Eugene Weekly : Books : 1.7.10

 

Choose Wisely
Maile Meloy’s tales of turning points
by Molly Templeton

BOTH WAYS IS THE ONLY WAY I WANT IT, short stories by Maile Meloy. Riverhead, 2009. $25.95.

Both Ways Is the Only Way I Want It is a phrase that sounds certain, stubborn and impossible, a train of thought sure to stall out between stations, neither here nor there. It’s the statement of a person unable to make a choice. The title of Maile Meloy’s newest short story collection comes from a poem by A.R. Ammons that appears as the book’s epigraph and, unidentified, in “The Children,” an affecting story about infidelity, family and love. The poem rings in the head of a husband: “The force with which he wanted it both ways made him grit his teeth. What kind of fool wanted it only one way?”

Not the fools in Meloy’s collection, who are often certain about nothing but their uncertainty. The book opens with “Travis, B.,” one of several tales set in Montana, where twentyish Chet Moran struggles with a leg misshapen by polio and with his inexperience with life beyond riding horses and feeding cows. The world is strange, small and so much bigger than he is. Meloy moves through ordinary parts of the world, summer cabins and simple houses and a power plant that ruins a town’s fishing but also provides needed jobs. Her characters are torn, but quietly; even the tragedies that spike “Lovely Rita” and “The Girlfriend” are human-sized, so far from overwrought that Meloy’s prose is cool, her gaze flinty as she finds the places where people are about to snap and then presses, lightly.

But if her incisive, observant prose is cool, it’s never distant. There are lines in Meloy’s stories that might send a shiver through your chest, feelings caught in a delicate net and pinned to the page in uncluttered sentences. Discomfort and desire come to these men, women and children through their choices: to buy an elephant gun, go on a ski trip, pick up a pair of hitchhikers who turn out to have unlikely names or ask questions that shouldn’t be answered. The images with which Meloy encompasses her characters’ dilemmas linger like Polaroids, the colors a little off, the pictures a little fuzzy: the blanket warming an unfaithful husband and a wise wife, the yellow Datsun of a departing crush, a half-trimmed Christmas tree, a long Montana drive, a spinning maple seed. There is enough room in these brief, affecting stories that you can shape them to fit your world: The power plant employees go to a bar that sounds familiar, and the tree climbed by 9-year-old Valentine could be in your yard. Meloy invites her readers into strange lives that have nothing and everything in common with our own. It’s a particular sort of magic she works, domestic, detailed and real, and it lifts her stories to unexpected, engrossing heights.
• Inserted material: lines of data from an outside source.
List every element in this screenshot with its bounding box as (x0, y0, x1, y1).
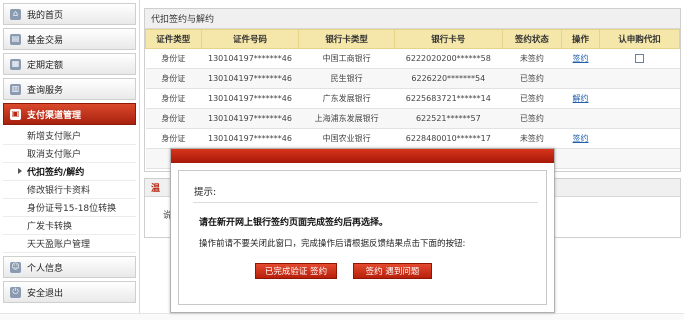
header-id-type: 证件类型 (145, 29, 202, 49)
nav-personal-info[interactable]: ☺ 个人信息 (3, 256, 136, 278)
fund-icon: ▤ (10, 33, 21, 45)
caret-right-icon (18, 168, 22, 174)
cell-bank: 广东发展银行 (298, 88, 395, 109)
dialog-message: 请在新开网上银行签约页面完成签约后再选择。 (199, 218, 389, 228)
cell-action (561, 148, 600, 169)
query-icon: ▥ (10, 83, 21, 95)
dialog-heading: 提示: (194, 187, 217, 198)
cell-id-type: 身份证 (145, 108, 202, 129)
header-card: 银行卡号 (393, 29, 503, 49)
cell-status: 已签约 (502, 88, 562, 109)
cell-auto-debit (599, 68, 680, 89)
panel-title: 代扣签约与解约 (145, 9, 680, 29)
cell-card: 6228480010******17 (394, 128, 503, 149)
cell-card: 6226220*******54 (394, 68, 503, 89)
cell-status: 未签约 (502, 128, 562, 149)
signing-complete-button[interactable]: 已完成验证 签约 (255, 263, 337, 279)
sub-item-edit-bank-card[interactable]: 修改银行卡资料 (3, 181, 136, 199)
sub-item-add-account[interactable]: 新增支付账户 (3, 127, 136, 145)
cell-auto-debit (599, 128, 680, 149)
cell-auto-debit (599, 48, 680, 69)
dialog-divider (193, 202, 538, 203)
cell-card: 622521******57 (394, 108, 503, 129)
table-row: 身份证 130104197*******46 广东发展银行 6225683721… (145, 88, 680, 109)
nav-query-service[interactable]: ▥ 查询服务 (3, 78, 136, 100)
nav-label: 查询服务 (27, 85, 64, 96)
nav-label: 定期定额 (27, 60, 64, 71)
cell-status: 未签约 (502, 48, 562, 69)
cell-auto-debit (599, 148, 680, 169)
nav-fund-trade[interactable]: ▤ 基金交易 (3, 28, 136, 50)
power-icon: ⏻ (10, 286, 21, 298)
table-row: 身份证 130104197*******46 中国农业银行 6228480010… (145, 128, 680, 149)
nav-label: 基金交易 (27, 35, 64, 46)
cell-id-type: 身份证 (145, 128, 202, 149)
cell-id-no: 130104197*******46 (201, 128, 299, 149)
cell-id-type: 身份证 (145, 88, 202, 109)
sub-item-id-convert[interactable]: 身份证号15-18位转换 (3, 199, 136, 217)
sign-link[interactable]: 签约 (561, 48, 600, 69)
sub-item-label: 取消支付账户 (27, 150, 82, 160)
nav-my-home[interactable]: ⌂ 我的首页 (3, 3, 136, 25)
cell-card: 6222020200******58 (394, 48, 503, 69)
cell-id-no: 130104197*******46 (201, 108, 299, 129)
confirm-dialog: 提示: 请在新开网上银行签约页面完成签约后再选择。 操作前请不要关闭此窗口，完成… (170, 148, 555, 313)
cell-bank: 民生银行 (298, 68, 395, 89)
payment-icon: ▣ (10, 108, 21, 120)
cell-id-no: 130104197*******46 (201, 88, 299, 109)
nav-label: 我的首页 (27, 10, 64, 21)
sub-item-label: 天天盈账户管理 (27, 240, 91, 250)
cell-auto-debit (599, 108, 680, 129)
header-action: 操作 (561, 29, 600, 49)
payment-submenu: 新增支付账户 取消支付账户 代扣签约/解约 修改银行卡资料 身份证号15-18位… (3, 127, 136, 253)
cell-id-no: 130104197*******46 (201, 48, 299, 69)
nav-label: 支付渠道管理 (27, 110, 82, 121)
sub-item-tiantianying[interactable]: 天天盈账户管理 (3, 235, 136, 253)
home-icon: ⌂ (10, 8, 21, 20)
cell-auto-debit (599, 88, 680, 109)
sidebar: ⌂ 我的首页 ▤ 基金交易 ▦ 定期定额 ▥ 查询服务 ▣ 支付渠道管理 新增支… (0, 0, 140, 320)
sub-item-label: 新增支付账户 (27, 132, 82, 142)
cell-status: 已签约 (502, 108, 562, 129)
sub-item-cancel-account[interactable]: 取消支付账户 (3, 145, 136, 163)
cell-id-type: 身份证 (145, 68, 202, 89)
nav-payment-channel[interactable]: ▣ 支付渠道管理 (3, 103, 136, 125)
cell-bank: 中国农业银行 (298, 128, 395, 149)
cell-bank: 中国工商银行 (298, 48, 395, 69)
user-icon: ☺ (10, 261, 21, 273)
sub-item-gdb-card-convert[interactable]: 广发卡转换 (3, 217, 136, 235)
nav-label: 个人信息 (27, 263, 64, 274)
cell-action (561, 108, 600, 129)
nav-logout[interactable]: ⏻ 安全退出 (3, 281, 136, 303)
signing-problem-button[interactable]: 签约 遇到问题 (353, 263, 432, 279)
cell-bank: 上海浦东发展银行 (298, 108, 395, 129)
table-row: 身份证 130104197*******46 中国工商银行 6222020200… (145, 48, 680, 69)
calendar-icon: ▦ (10, 58, 21, 70)
cell-status: 已签约 (502, 68, 562, 89)
sub-item-label: 身份证号15-18位转换 (27, 204, 117, 214)
header-status: 签约状态 (501, 29, 563, 49)
sub-item-label: 代扣签约/解约 (27, 168, 85, 178)
unsign-link[interactable]: 解约 (561, 88, 600, 109)
dialog-title-bar[interactable] (171, 149, 554, 163)
sub-item-label: 广发卡转换 (27, 222, 73, 232)
auto-debit-checkbox[interactable] (634, 54, 644, 63)
cell-card: 6225683721******14 (394, 88, 503, 109)
footer (0, 313, 684, 320)
cell-action (561, 68, 600, 89)
table-row: 身份证 130104197*******46 民生银行 6226220*****… (145, 68, 680, 89)
sign-link[interactable]: 签约 (561, 128, 600, 149)
nav-fixed-investment[interactable]: ▦ 定期定额 (3, 53, 136, 75)
header-auto-debit: 认申购代扣 (598, 29, 681, 49)
table-header-row: 证件类型 证件号码 银行卡类型 银行卡号 签约状态 操作 认申购代扣 (145, 29, 681, 49)
cell-id-type: 身份证 (145, 48, 202, 69)
dialog-note: 操作前请不要关闭此窗口，完成操作后请根据反馈结果点击下面的按钮: (199, 239, 466, 249)
table-row: 身份证 130104197*******46 上海浦东发展银行 622521**… (145, 108, 680, 129)
sub-item-sign-unsign[interactable]: 代扣签约/解约 (3, 163, 136, 181)
cell-id-no: 130104197*******46 (201, 68, 299, 89)
nav-label: 安全退出 (27, 288, 64, 299)
sub-item-label: 修改银行卡资料 (27, 186, 91, 196)
header-bank: 银行卡类型 (298, 29, 395, 49)
header-id-no: 证件号码 (200, 29, 300, 49)
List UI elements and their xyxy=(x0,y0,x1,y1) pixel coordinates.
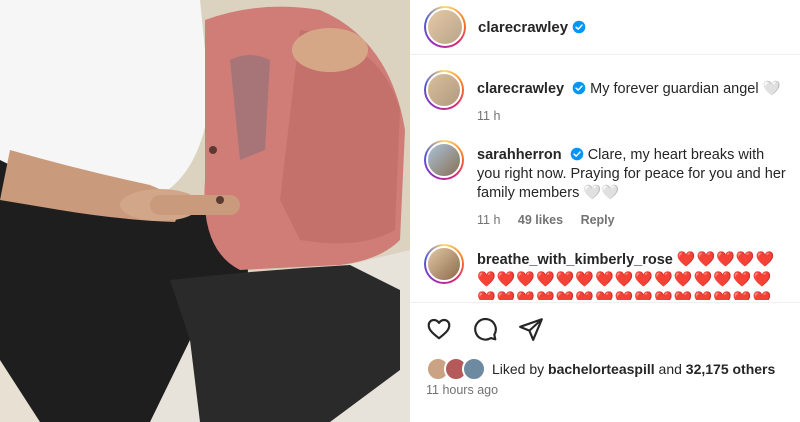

Fantasy: Fighting Genocide

Two girls, one both infantile and a potential savior, one quiet but resourceful, have to save not only their people but also an entire island. In The Lost Conspiracy (HarperCollins, 2009; $16.99), British author Francis Hardinge forces the European-focused world of fantasy into the realm of the colonized, and not in an insulting, white-guilt-focused way. The adventure begins early, with young Hathin’s desperate need to hide the fact that her sister, Arilou, may not actually be one of the chosen people of the island — one of the “Lost,” who can send their senses out while their bodies remain behind. But that’s a mere fillip compared to the deceits, historical wrongs, horrific plans and daring escapes to come. Murderous rage, desperation, legendary travels, dangerous volcanos, an evil dentist and more haunt the 576 pages of this young adult book. Ignore the completely bogus cover and dive into the richly imagined jungle. The Lost Conspiracy, as enchanting, terrifying, glorious and unusual as any of the best fantasies, should keep fantasy-loving youths riveted and wanting to know more.